Cheryl Orange, who decided to stay behind with the luggage, was expecting three out of four people to return within 15 minutes, after dropping off their companion, Latavia McGee, for cosmetic surgery in the Mexican border city of Matamoros, Orange told the Associated Press. 


Orange stayed at a motel in Brownsville, Texas, and grew concerned after she did not hear from the group that left for Mexico, when she called their phone was switched off. Orange told police she didn’t cross the border because she didn’t have her identification.


On Thursday, five friends drove to the southern tip of Texas in a rented minivan from South Carolina, according to a police report based on Orange’s account, reported AP. Four of them – Latavia McGee, Shaeed Woodard, Zindell Brown and Eric James Williams – left Friday morning around 8 am to go to Mexico.


Orange told AP that the friends went on the trip to accompany McGee for cosmetic surgery.


“She simply went for a cosmetic surgery, and that’s it. That’s all, and this happened to them,” Orange was quoted as saying by AP. 


Two US citizens missing since their abduction last week in the northern Mexican border city of Matamoros have been found dead and two others are alive, the state’s governor said Tuesday. One of the surviving US citizens was wounded and the other was not.


Mexican security forces on Tuesday morning, found the bodies of two of the four travellers in a wood shack southeast of the border city of Matamoros meanwhile, McGee and another friend whisked back to a US hospital. The attack in Matamoros also left a Mexican woman dead due to a stray bullet.


Eric Williams, one of the two surviving Americans suffered a gunshot wound to his leg that was not life-threatening, while Latavia McGee, was not injured. Americans Zindell Brown and Shaeed Woodard died in the attack. A 24-year-old man guarding them at the shack in the rural Ejido Tecolote area east of Matamoros on the way to part of the Gulf area called “Bagdad Beach,” was arrested at the scene.


The four American friends were kidnapped on Friday just after they drove into northeastern Mexico.
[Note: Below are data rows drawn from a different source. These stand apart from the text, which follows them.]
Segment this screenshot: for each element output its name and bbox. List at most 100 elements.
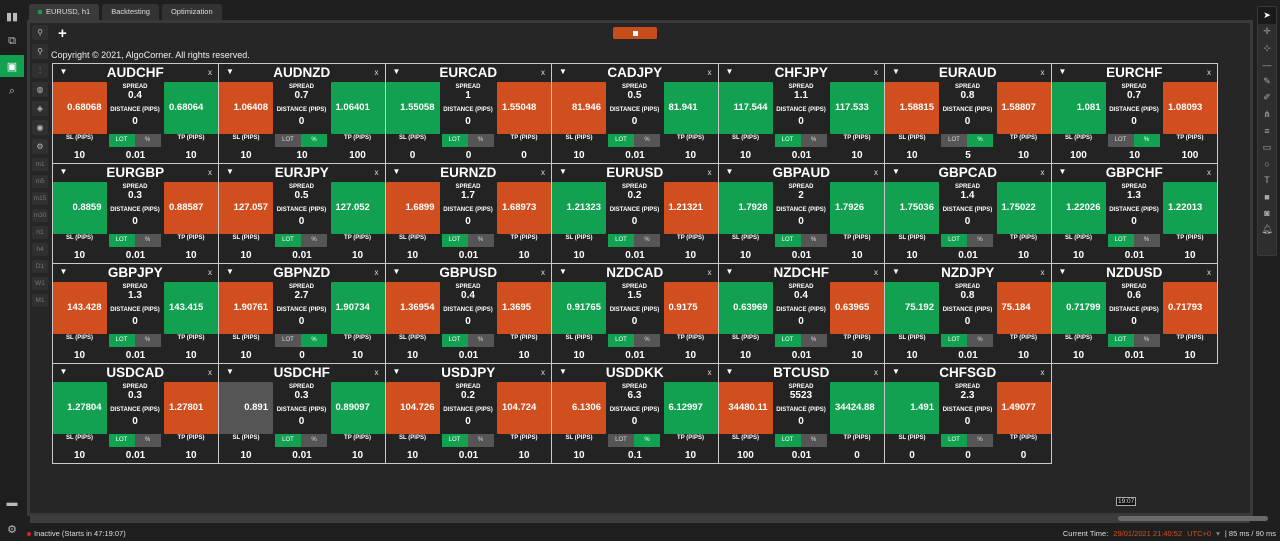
- menu-triangle-icon[interactable]: ▼: [392, 66, 401, 76]
- close-icon[interactable]: x: [1207, 67, 1211, 77]
- tp-input[interactable]: 0: [854, 449, 860, 461]
- menu-triangle-icon[interactable]: ▼: [725, 366, 734, 376]
- chart-icon[interactable]: ▮▮: [5, 10, 19, 23]
- copy-icon[interactable]: ⧉: [8, 34, 16, 47]
- close-icon[interactable]: x: [374, 167, 379, 177]
- sell-button[interactable]: 75.192: [885, 281, 939, 334]
- sl-input[interactable]: 10: [1072, 249, 1085, 261]
- percent-mode-button[interactable]: %: [134, 433, 161, 447]
- distance-value[interactable]: 0: [964, 415, 971, 427]
- size-input[interactable]: 0.01: [125, 349, 146, 361]
- size-input[interactable]: 0.01: [625, 149, 645, 161]
- robot-icon[interactable]: ▣: [0, 55, 24, 77]
- tp-input[interactable]: 10: [1184, 249, 1196, 261]
- size-input[interactable]: 0.01: [791, 149, 812, 161]
- text-icon[interactable]: T: [1264, 175, 1270, 186]
- buy-button[interactable]: 1.22013: [1163, 181, 1217, 234]
- buy-button[interactable]: 1.68973: [497, 181, 551, 234]
- percent-mode-button[interactable]: %: [967, 333, 993, 347]
- sell-button[interactable]: 1.55058: [385, 81, 440, 134]
- percent-mode-button[interactable]: %: [634, 133, 660, 147]
- close-icon[interactable]: x: [707, 267, 712, 277]
- percent-mode-button[interactable]: %: [467, 133, 494, 147]
- lot-mode-button[interactable]: LOT: [774, 233, 801, 247]
- buy-button[interactable]: 0.9175: [663, 281, 718, 334]
- close-icon[interactable]: x: [707, 167, 712, 177]
- buy-button[interactable]: 1.75022: [996, 181, 1051, 234]
- percent-mode-button[interactable]: %: [467, 433, 494, 447]
- timeframe-m15[interactable]: m15: [32, 192, 48, 205]
- lot-mode-button[interactable]: LOT: [941, 233, 967, 247]
- lot-mode-button[interactable]: LOT: [275, 233, 301, 247]
- sell-button[interactable]: 1.6899: [385, 181, 440, 234]
- menu-triangle-icon[interactable]: ▼: [559, 166, 567, 176]
- sl-input[interactable]: 10: [73, 149, 86, 161]
- percent-mode-button[interactable]: %: [134, 233, 161, 247]
- sell-button[interactable]: 127.057: [219, 181, 273, 234]
- size-input[interactable]: 5: [965, 149, 971, 161]
- percent-mode-button[interactable]: %: [967, 233, 993, 247]
- tp-input[interactable]: 0: [1020, 449, 1027, 461]
- sl-input[interactable]: 10: [739, 149, 752, 161]
- distance-value[interactable]: 0: [132, 415, 138, 427]
- tp-input[interactable]: 10: [351, 449, 364, 461]
- tab-eurusd-h1[interactable]: EURUSD, h1: [29, 4, 100, 20]
- close-icon[interactable]: x: [541, 367, 545, 377]
- distance-value[interactable]: 0: [798, 115, 804, 127]
- tp-input[interactable]: 0: [521, 149, 527, 161]
- tp-input[interactable]: 10: [351, 249, 364, 261]
- lot-mode-button[interactable]: LOT: [108, 433, 135, 447]
- close-icon[interactable]: x: [874, 167, 878, 177]
- size-input[interactable]: 0: [299, 349, 305, 361]
- sl-input[interactable]: 100: [737, 449, 754, 461]
- sl-input[interactable]: 10: [240, 149, 252, 161]
- close-icon[interactable]: x: [874, 267, 878, 277]
- lot-mode-button[interactable]: LOT: [108, 233, 135, 247]
- tp-input[interactable]: 10: [851, 349, 863, 361]
- gear-icon[interactable]: ⚙: [7, 523, 17, 536]
- close-icon[interactable]: x: [208, 367, 212, 377]
- close-icon[interactable]: x: [707, 367, 712, 377]
- camera-icon[interactable]: ◙: [1264, 208, 1270, 219]
- zoom-in-icon[interactable]: ⚲: [32, 25, 48, 40]
- sell-button[interactable]: 1.90761: [219, 281, 273, 334]
- close-icon[interactable]: x: [374, 67, 379, 77]
- distance-value[interactable]: 0: [465, 115, 471, 127]
- buy-button[interactable]: 127.052: [330, 181, 385, 234]
- circle-icon[interactable]: ○: [1264, 158, 1270, 169]
- lot-mode-button[interactable]: LOT: [441, 133, 468, 147]
- buy-button[interactable]: 0.71793: [1163, 281, 1217, 334]
- size-input[interactable]: 0.01: [458, 349, 479, 361]
- size-input[interactable]: 0.01: [1124, 249, 1145, 261]
- menu-triangle-icon[interactable]: ▼: [1058, 66, 1067, 76]
- distance-value[interactable]: 0: [631, 115, 638, 127]
- buy-button[interactable]: 1.90734: [330, 281, 385, 334]
- timeframe-M1[interactable]: M1: [32, 294, 48, 307]
- lot-mode-button[interactable]: LOT: [608, 233, 634, 247]
- percent-mode-button[interactable]: %: [301, 133, 327, 147]
- fork-icon[interactable]: ⋔: [1263, 108, 1271, 119]
- menu-triangle-icon[interactable]: ▼: [59, 366, 68, 376]
- sell-button[interactable]: 104.726: [385, 381, 440, 434]
- distance-value[interactable]: 0: [298, 315, 305, 327]
- close-icon[interactable]: x: [374, 367, 379, 377]
- lot-mode-button[interactable]: LOT: [441, 233, 468, 247]
- sl-input[interactable]: 10: [1072, 349, 1085, 361]
- lot-mode-button[interactable]: LOT: [275, 333, 301, 347]
- menu-triangle-icon[interactable]: ▼: [226, 366, 234, 376]
- close-icon[interactable]: x: [874, 67, 878, 77]
- globe-icon[interactable]: ◍: [32, 82, 48, 97]
- close-icon[interactable]: x: [1040, 267, 1045, 277]
- distance-value[interactable]: 0: [132, 215, 138, 227]
- percent-mode-button[interactable]: %: [301, 333, 327, 347]
- distance-value[interactable]: 0: [298, 115, 305, 127]
- menu-triangle-icon[interactable]: ▼: [725, 66, 734, 76]
- menu-triangle-icon[interactable]: ▼: [392, 166, 401, 176]
- sell-button[interactable]: 6.1306: [552, 381, 606, 434]
- percent-mode-button[interactable]: %: [1133, 133, 1160, 147]
- sell-button[interactable]: 1.081: [1051, 81, 1106, 134]
- sell-button[interactable]: 0.8859: [52, 181, 107, 234]
- timeframe-D1[interactable]: D1: [32, 260, 48, 273]
- sl-input[interactable]: 10: [573, 349, 585, 361]
- stop-button[interactable]: [613, 27, 657, 39]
Cheryl Orange who had stayed behind contacted the police after they did not return as expected. 


Mexican authorities said on Friday, the group was fired on and they crashed their van soon after they crossed into Matamoros by drug cartel factions. The Americans were taken away in a pickup truck, and Mexican authorities frantically searched as the cartel moved them around — even taking them to a medical clinic — “to create confusion and avoid efforts to rescue them,” the region’s governor, Américo Villarreal said Tuesday.


"We're very sorry to have this happen in our country and we send our condolences to the families of the victims, their friends, to the people of the United States," President Andres Manuel Lopez Obrador told an earlier news conference, as per Reuters.


Mexican officials pledged to work with the US to find the perpetrators, but the incident threw a harsh spotlight on gang violence in Mexico and sparked angry reactions from some US lawmakers critical of Mexican efforts to fight crime.